An emerging literature suggests that mutations in PR may be associated with a slower course of disease progression. Much of this literature is embedded in the literature concerning discordant response to therapy, in which the majority (if not all) of patients with immunologic discordance have viral isolates with PR resistance mutations, impaired viral fitness, and, therefore, impaired protease enzyme catalytic activity.An association between infection with PI-resistant HIV and decreased CD4 cell loss could be envisioned to be the result of impaired catalytic activity of mutant protease (Figure 10.4). These protease mutations, which are selected for in the presence of PI, confer survival benefit in the presence of PI and possess decreased catalytic ability. The evidence linking HIV protease with mechanisms of cellular apoptosis suggests that mutant protease, with its decreased catalytic activity, also may have impaired ability to initiate apoptosis, thereby explaining an association between protease mutations and improved immunologic and clinical outcomes.

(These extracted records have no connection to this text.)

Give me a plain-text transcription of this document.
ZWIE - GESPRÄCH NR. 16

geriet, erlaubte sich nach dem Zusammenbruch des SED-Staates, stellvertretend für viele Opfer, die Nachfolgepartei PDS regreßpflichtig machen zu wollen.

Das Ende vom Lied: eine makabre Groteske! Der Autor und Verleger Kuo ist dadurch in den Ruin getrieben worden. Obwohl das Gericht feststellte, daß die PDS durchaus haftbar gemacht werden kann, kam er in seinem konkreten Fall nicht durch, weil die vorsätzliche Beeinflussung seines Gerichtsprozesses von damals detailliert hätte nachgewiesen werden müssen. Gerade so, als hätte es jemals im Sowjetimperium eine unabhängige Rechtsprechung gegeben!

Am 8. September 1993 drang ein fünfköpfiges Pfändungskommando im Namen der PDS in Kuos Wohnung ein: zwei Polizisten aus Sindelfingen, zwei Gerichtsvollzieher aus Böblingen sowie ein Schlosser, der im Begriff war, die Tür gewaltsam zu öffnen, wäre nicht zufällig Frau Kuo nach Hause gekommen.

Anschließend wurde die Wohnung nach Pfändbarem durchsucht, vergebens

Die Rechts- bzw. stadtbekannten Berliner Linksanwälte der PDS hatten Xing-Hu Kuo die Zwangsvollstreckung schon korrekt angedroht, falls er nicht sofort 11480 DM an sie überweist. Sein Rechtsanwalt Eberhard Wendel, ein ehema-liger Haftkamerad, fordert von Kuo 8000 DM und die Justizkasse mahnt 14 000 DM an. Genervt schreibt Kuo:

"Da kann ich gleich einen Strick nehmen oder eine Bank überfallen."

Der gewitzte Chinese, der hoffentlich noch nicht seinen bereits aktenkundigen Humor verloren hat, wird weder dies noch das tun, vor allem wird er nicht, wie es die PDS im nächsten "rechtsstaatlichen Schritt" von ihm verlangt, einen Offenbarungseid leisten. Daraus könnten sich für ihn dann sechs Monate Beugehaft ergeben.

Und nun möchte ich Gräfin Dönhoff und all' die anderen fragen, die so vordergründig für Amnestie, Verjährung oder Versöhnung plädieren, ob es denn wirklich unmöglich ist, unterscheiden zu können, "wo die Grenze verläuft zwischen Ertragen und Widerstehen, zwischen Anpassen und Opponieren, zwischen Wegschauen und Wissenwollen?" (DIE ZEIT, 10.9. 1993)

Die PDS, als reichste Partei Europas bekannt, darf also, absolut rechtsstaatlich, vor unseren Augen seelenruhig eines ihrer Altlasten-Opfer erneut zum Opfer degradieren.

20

Because there is strong evidence that HIV PR induces cell death through apopotosis or necrosis, we hypothesize that PR inhibitor-resistant mutations might attenuate or enhance HIV protease ability to induce cell death. Indeed, some data suggest that PR mutation may slow disease progression.49 Recently, the hypothesis that impaired PR catalytic activity will lead to enhanced CD4 T cell counts was tested. In 191 HIV-infected patients, viral sequences corresponding to the terminal 18 amino acids of Gag, all of PR, and a proximal segment of RT were cloned from patient isolates. This sequence was inserted into an expression vector, and cleavage kinetics was compared with WT HIV (strain NL4-3).

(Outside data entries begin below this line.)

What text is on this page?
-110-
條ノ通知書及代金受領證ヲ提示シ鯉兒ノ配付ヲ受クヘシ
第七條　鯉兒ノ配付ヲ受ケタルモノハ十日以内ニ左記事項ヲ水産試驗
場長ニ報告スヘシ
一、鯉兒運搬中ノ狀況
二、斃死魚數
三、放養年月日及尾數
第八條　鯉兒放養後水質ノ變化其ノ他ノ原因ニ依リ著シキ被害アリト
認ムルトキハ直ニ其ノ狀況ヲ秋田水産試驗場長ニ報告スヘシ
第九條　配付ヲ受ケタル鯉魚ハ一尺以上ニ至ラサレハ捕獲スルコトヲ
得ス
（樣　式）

Impaired fitness of PR was significantly associated with improved CD4 T cell counts by both cross-sectional and longitudinal analyses.69
FIGURE 10.4 Changes in CD4 cell counts and plasma human immunodeficiency virus (HIV) RNA levels, according to immunologic and virologic status within the first 12 months of highly active antiretroviral treatment. (A) CD4 cell count changes ±SE. (B) Mean plasma HIV RNA level changes ±SE. Number of patients evaluated at each time point is shown. I+V+, patients with an immunologic and virologic response to therapy; I+V-, patients with a sustained increase in CD4 cells in the absence of a significant decrease in plasma HIV RNA or without a transient decrease in plasma HIV RNA; I-V+, patients with a decreased plasma HIV load without an increase in CD4 cell count; I-V-, patients without an immunologic or virologic response to therapy.
FIGURE 10.5 The cytotoxic effects of YFPPR and YFPPR primary mutants in transiently transfused 293 cells.